Dans cette situation très difficile, le président de l’UCM estime que les autorités ne sont pas à la hauteur. “Le Premier ministre a dit qu’il n’est pas normal qu’une entreprise saine tombe à cause de ses factures d’énergie. OK, très bien. Mais chaque fois que nous demandons une mesure, que ce soit un moratoire sur les coupures d’énergie ou une révision du test de solvabilité des entreprises, la réponse est négative. Cela commence à être très compliqué.”
”Les indépendants ont droit au respect”
“Les indépendants ont droit au respect, scande Pierre-Frédéric Nyst. On est pratiquement K.-O. debout et on n’a pas de défense. Allez expliquer aux indépendants qui n’ont commis aucune faute de gestion qu’ils vont sans doute se casser la figure parce qu’ils ne vont pas absorber le choc énergétique et qu’ils vont se taper plus de 10 % d’indexation des salaires début janvier, et que cette indexation ne sera pas autant compensée que ce qui avait été annoncé. On ne peut pas parler d’indexation défiscalisée. On assiste à une dilution des responsabilités. L’État qui dit : je ne suis plus propriétaire de l’énergie, je ne peux rien faire. Elio Di Rupo qui dit : tout va bien, la Wallonie se porte bien, il faut avoir un discours positif. Alors que nous, indépendants, nous sommes en train de crever et qu’il n’y a pas 1 balle pour nous. Et David Clarinval, vu les réformes de l’État, qui ne sait plus faire que des aides indirectes comme des reports d’allocations.”
Mais qui va y gagner, finalement ? Les grandes surfaces ! À terme, on va tous manger du pain carré mou emballé dans du plastique.
Le représentant des classes moyennes craint que l’on se dirige “vers un système où seuls les plus grands pourront s’en sortir”. “Dans ma commune, il y a deux boulangers, ils sont vraiment mal, illustre-t-il. Ils ont un peu augmenté le prix de certaines viennoiseries, mais pas celui du pain, et ils se demandent s’ils ne vont pas fermer une partie de la semaine. Mais qui va y gagner, finalement ? Les grandes surfaces ! À terme, on va tous manger du pain carré mou emballé dans du plastique. Les petites structures, qui créent de l’emploi et qui ne délocalisent pas, vont fermer.
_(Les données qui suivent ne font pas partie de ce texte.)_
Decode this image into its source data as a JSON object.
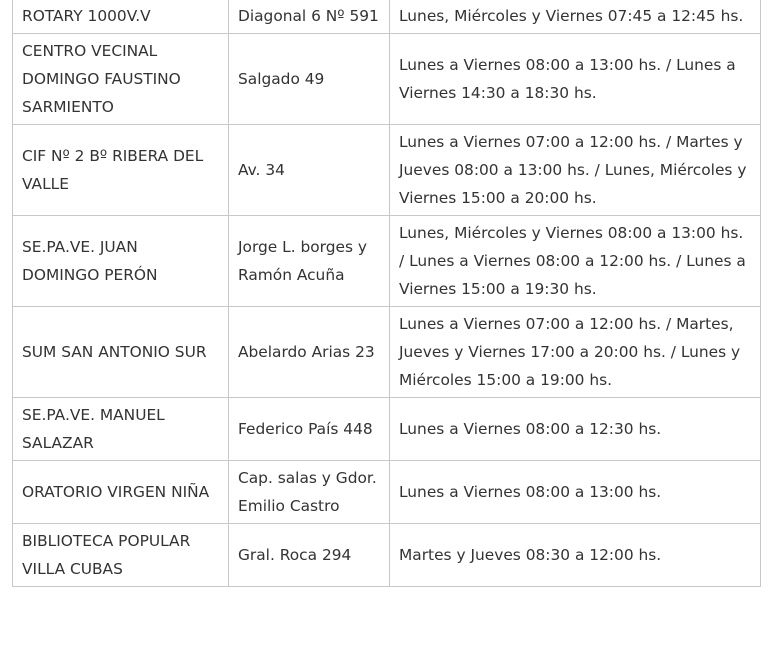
{
  "table": {
    "rows": [
      [
        "ROTARY 1000V.V",
        "Diagonal 6 Nº 591",
        "Lunes, Miércoles y Viernes 07:45 a 12:45 hs."
      ],
      [
        "CENTRO VECINAL DOMINGO FAUSTINO SARMIENTO",
        "Salgado 49",
        "Lunes a Viernes 08:00 a 13:00 hs. / Lunes a Viernes 14:30 a 18:30 hs."
      ],
      [
        "CIF Nº 2 Bº RIBERA DEL VALLE",
        "Av. 34",
        "Lunes a Viernes 07:00 a 12:00 hs. / Martes y Jueves 08:00 a 13:00 hs. / Lunes, Miércoles y Viernes 15:00 a 20:00 hs."
      ],
      [
        "SE.PA.VE. JUAN DOMINGO PERÓN",
        "Jorge L. borges y Ramón Acuña",
        "Lunes, Miércoles y Viernes 08:00 a 13:00 hs. / Lunes a Viernes 08:00 a 12:00 hs. / Lunes a Viernes 15:00 a 19:30 hs."
      ],
      [
        "SUM SAN ANTONIO SUR",
        "Abelardo Arias 23",
        "Lunes a Viernes 07:00 a 12:00 hs. / Martes, Jueves y Viernes 17:00 a 20:00 hs. / Lunes y Miércoles 15:00 a 19:00 hs."
      ],
      [
        "SE.PA.VE. MANUEL SALAZAR",
        "Federico País 448",
        "Lunes a Viernes 08:00 a 12:30 hs."
      ],
      [
        "ORATORIO VIRGEN NIÑA",
        "Cap. salas y Gdor. Emilio Castro",
        "Lunes a Viernes 08:00 a 13:00 hs."
      ],
      [
        "BIBLIOTECA POPULAR VILLA CUBAS",
        "Gral. Roca 294",
        "Martes y Jueves 08:30 a 12:00 hs."
      ]
    ]
  }
}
Est-ce que demain on veut une fracture sociale, une fracture alimentaire avec, d’un côté, les riches qui iront chercher leur steak à la ferme et leur pain hors de prix à la boulangerie et, de l’autre, les moins nantis qui se contenteront d’aller faire leurs courses chez Lidl et chez Action et dont les enfants ne sauront plus ce qu’est un pain artisanal. En même temps, on nous dit qu’il faut relancer les métiers en pénurie, attirer les artisans. On met le projecteur sur des métiers qui sont en train de mourir et on ne les aide pas. C’est totalement incohérent.”
”Le 1er janvier, cela va être la catastrophe”
“Veut-on favoriser Comeos et la grande distribution ? demande M. Nyst. Ou bien estime-t-on qu’à côté d’une forme de grande distribution il y a encore de la place pour des plus petits, des artisans ? Si la réponse à cette question est positive, alors il y a des décisions à prendre, au lieu de se renvoyer la balle entre niveaux de pouvoir. Le 1er janvier, cela va être la catastrophe. Le Premier ministre nous dit qu’il n’a pas de baguette magique. Nous disons qu’il doit plutôt prendre une baguette de chef d’orchestre et commencer à aller voir les banques, qui ne jouent pas le jeu ; aller trouver les fournisseurs d’énergie. On n’est pas respectés, c’est incontestable. On ne demande pas de sous au Premier ministre, mais un ensemble de solutions qui permettent de traverser la crise. On est en train de nous endormir. Ajoutez à cela l’épuisement et les problèmes de santé mentale des indépendants et vous comprendrez que c’est compliqué de garder la tête froide. C’est le dernier moment de calme avant la tempête.”